Caden Sterns, a former safety, tweeted on Monday that he and teammates were subject to threats from school alumni who suggested they “would have to find jobs outside of Texas if we didn’t participate” in the fight song.
The tweet was a response to emails obtained and published on Monday by the Texas Tribune showing emails from wealthy and notable alumni who threatened to pull donations if the university president didn’t take a stronger stance supporting the school spirit song, “The Eyes of Texas.”
Sterns did not immediately respond to the Daily Dot’s request for comment.
The song, a long-standing tradition at the university, has origins dating back to the 1860s and Confederate Army Commander Robert E. Lee, the university president at Washington College in Virginia at the time, Texas Monthly reported.

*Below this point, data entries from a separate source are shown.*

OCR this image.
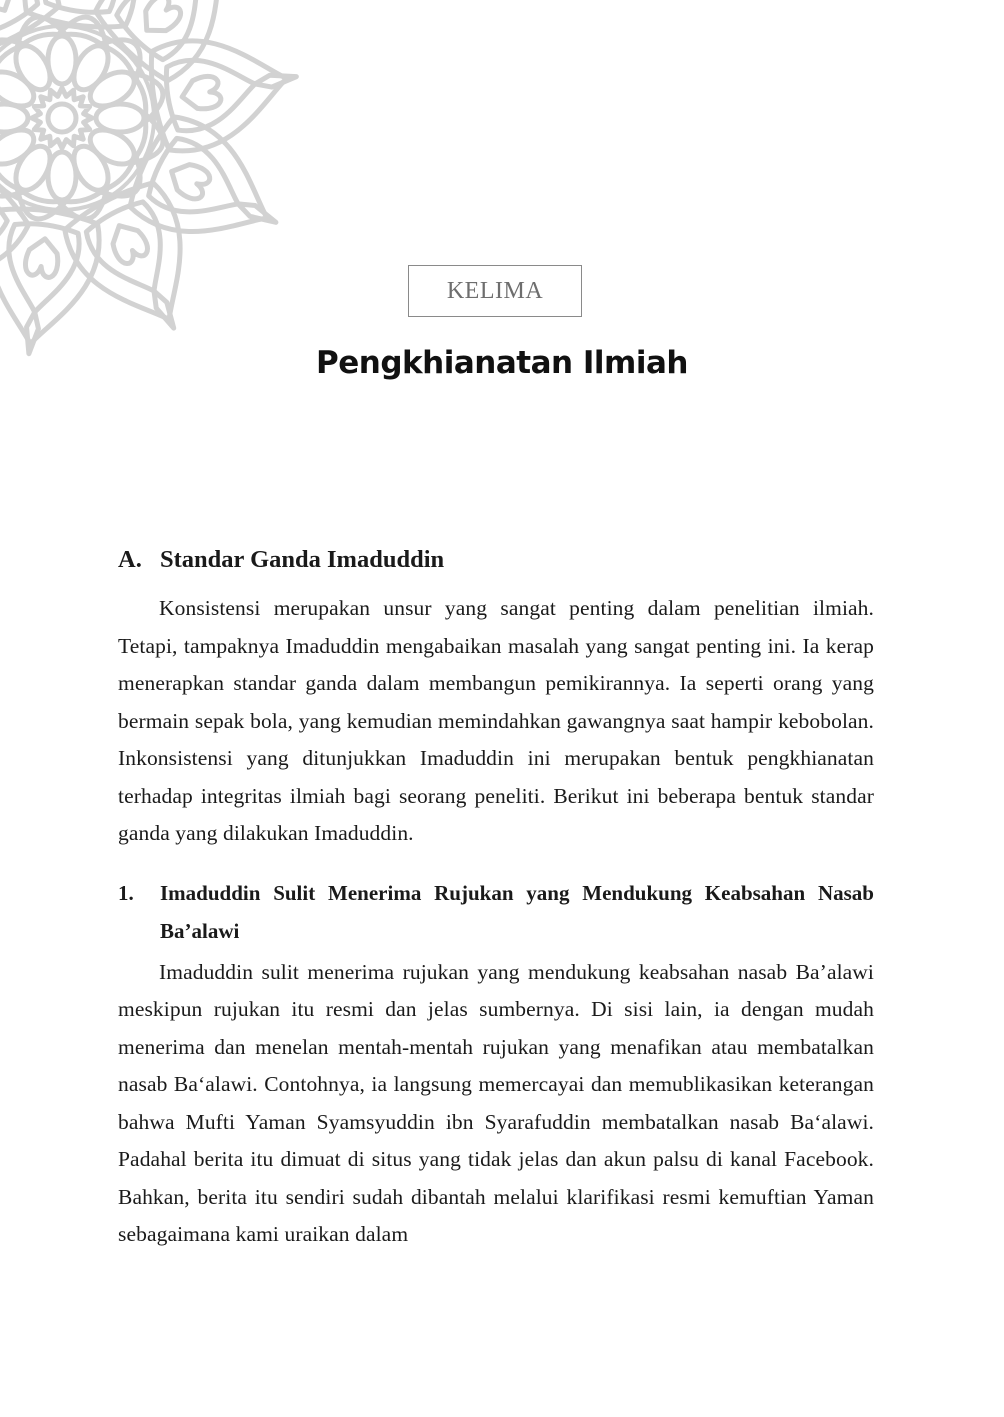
KELIMA
Pengkhianatan Ilmiah
A. Standar Ganda Imaduddin

Konsistensi merupakan unsur yang sangat penting dalam penelitian ilmiah. Tetapi, tampaknya Imaduddin mengabaikan masalah yang sangat penting ini. Ia kerap menerapkan standar ganda dalam membangun pemikirannya. Ia seperti orang yang bermain sepak bola, yang kemudian memindahkan gawangnya saat hampir kebobolan. Inkonsistensi yang ditunjukkan Imaduddin ini merupakan bentuk pengkhianatan terhadap integritas ilmiah bagi seorang peneliti. Berikut ini beberapa bentuk standar ganda yang dilakukan Imaduddin.

1.	Imaduddin Sulit Menerima Rujukan yang Mendukung Keabsahan Nasab Ba’alawi

Imaduddin sulit menerima rujukan yang mendukung keabsahan nasab Ba’alawi meskipun rujukan itu resmi dan jelas sumbernya. Di sisi lain, ia dengan mudah menerima dan menelan mentah-mentah rujukan yang menafikan atau membatalkan nasab Ba‘alawi. Contohnya, ia langsung memercayai dan memublikasikan keterangan bahwa Mufti Yaman Syamsyuddin ibn Syarafuddin membatalkan nasab Ba‘alawi. Padahal berita itu dimuat di situs yang tidak jelas dan akun palsu di kanal Facebook. Bahkan, berita itu sendiri sudah dibantah melalui klarifikasi resmi kemuftian Yaman sebagaimana kami uraikan dalam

Lee was known for telling students that “the eyes of the South are upon you” as a reminder to uphold Southern traditions and work ethic. A student at that university later attended and became president at the University of Texas at Austin, bringing the song with him.

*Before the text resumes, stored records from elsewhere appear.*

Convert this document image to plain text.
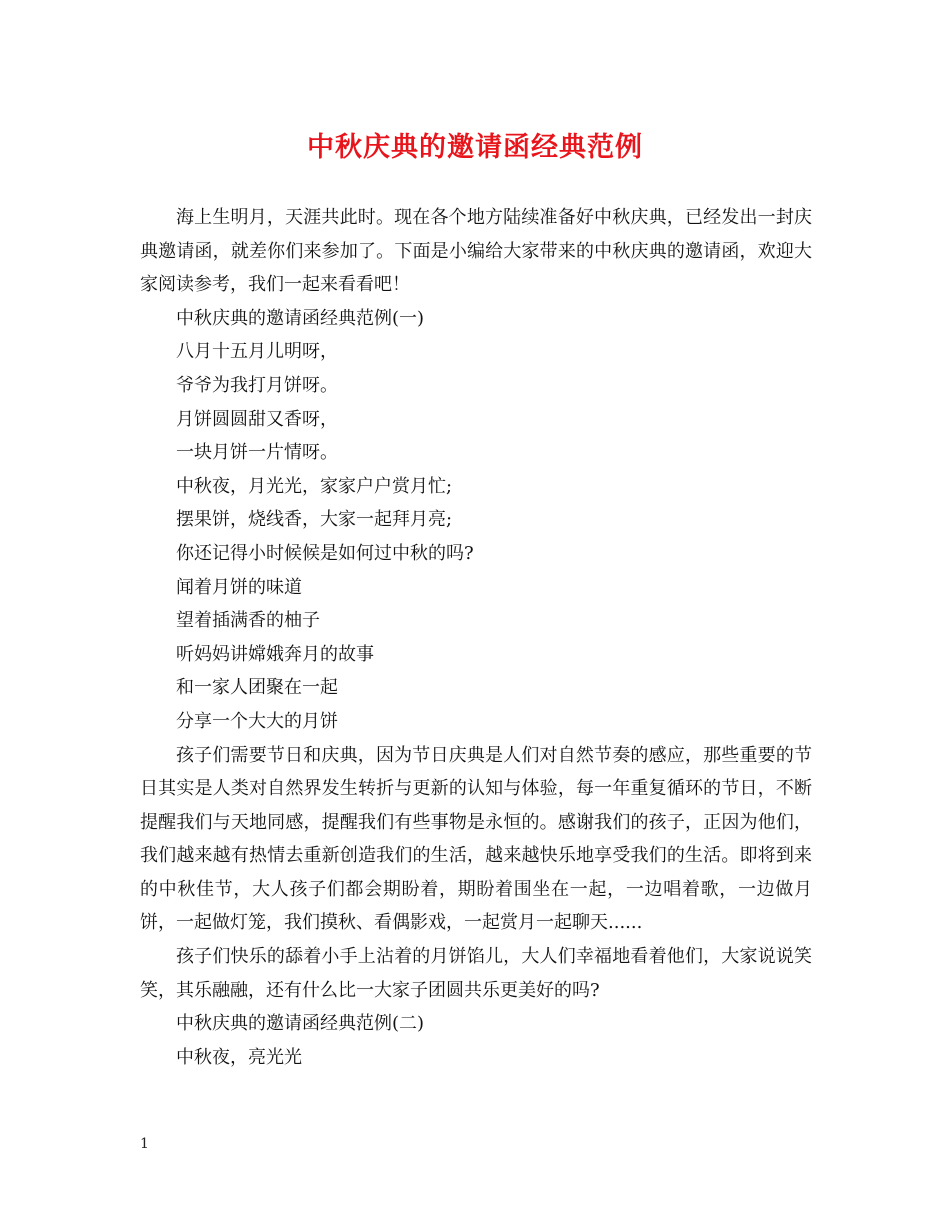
中秋庆典的邀请函经典范例

海上生明月，天涯共此时。现在各个地方陆续准备好中秋庆典，已经发出一封庆典邀请函，就差你们来参加了。下面是小编给大家带来的中秋庆典的邀请函，欢迎大家阅读参考，我们一起来看看吧！

中秋庆典的邀请函经典范例(一)

八月十五月儿明呀，

爷爷为我打月饼呀。

月饼圆圆甜又香呀，

一块月饼一片情呀。

中秋夜，月光光，家家户户赏月忙;

摆果饼，烧线香，大家一起拜月亮;

你还记得小时候候是如何过中秋的吗?

闻着月饼的味道

望着插满香的柚子

听妈妈讲嫦娥奔月的故事

和一家人团聚在一起

分享一个大大的月饼

孩子们需要节日和庆典，因为节日庆典是人们对自然节奏的感应，那些重要的节日其实是人类对自然界发生转折与更新的认知与体验，每一年重复循环的节日，不断提醒我们与天地同感，提醒我们有些事物是永恒的。感谢我们的孩子，正因为他们，我们越来越有热情去重新创造我们的生活，越来越快乐地享受我们的生活。即将到来的中秋佳节，大人孩子们都会期盼着，期盼着围坐在一起，一边唱着歌，一边做月饼，一起做灯笼，我们摸秋、看偶影戏，一起赏月一起聊天......

孩子们快乐的舔着小手上沾着的月饼馅儿，大人们幸福地看着他们，大家说说笑笑，其乐融融，还有什么比一大家子团圆共乐更美好的吗?

中秋庆典的邀请函经典范例(二)

中秋夜，亮光光

1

Despite recent efforts from current students to stop playing “The Eyes of Texas” at football games, hundreds of alumni flooded the email of university President Jay Hartzell demanding a stronger stance against “cancel culture,” the Tribune reported.

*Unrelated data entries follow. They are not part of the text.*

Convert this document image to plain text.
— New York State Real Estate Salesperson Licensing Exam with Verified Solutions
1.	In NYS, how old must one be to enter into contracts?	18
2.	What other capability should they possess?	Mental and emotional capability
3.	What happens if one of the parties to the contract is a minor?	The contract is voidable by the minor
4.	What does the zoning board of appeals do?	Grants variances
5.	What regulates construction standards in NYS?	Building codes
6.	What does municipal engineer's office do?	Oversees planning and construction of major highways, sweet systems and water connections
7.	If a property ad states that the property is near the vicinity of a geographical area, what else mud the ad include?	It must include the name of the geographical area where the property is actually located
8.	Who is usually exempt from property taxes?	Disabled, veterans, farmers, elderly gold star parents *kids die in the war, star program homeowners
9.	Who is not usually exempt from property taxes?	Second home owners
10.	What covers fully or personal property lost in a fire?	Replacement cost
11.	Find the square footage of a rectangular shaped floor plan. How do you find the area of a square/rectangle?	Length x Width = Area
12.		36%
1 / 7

“It’s time for you to put the foot down and make it perfectly clear that the heritage of Texas will not be lost,” wrote one donor who graduated in 1986, per the Tribune. “It is sad that it is offending the blacks. As I said before the blacks are free and it’s time for them to move on to another state where everything is in their favor.”
In similar emails, alumni threatened to cancel season passes and financial support, the Tribune reported, should the university not take a stronger stance against students who “were disrespecting university tradition by protesting [the song].”
Another unnamed donor wrote to Hartzell in October and said he could rescind his “endowment in excess of $1 million to athletics.”
Hartzell announced in July that the song will still be played at games and that the university will “acknowledge and teach about all aspects of the origins” of the song.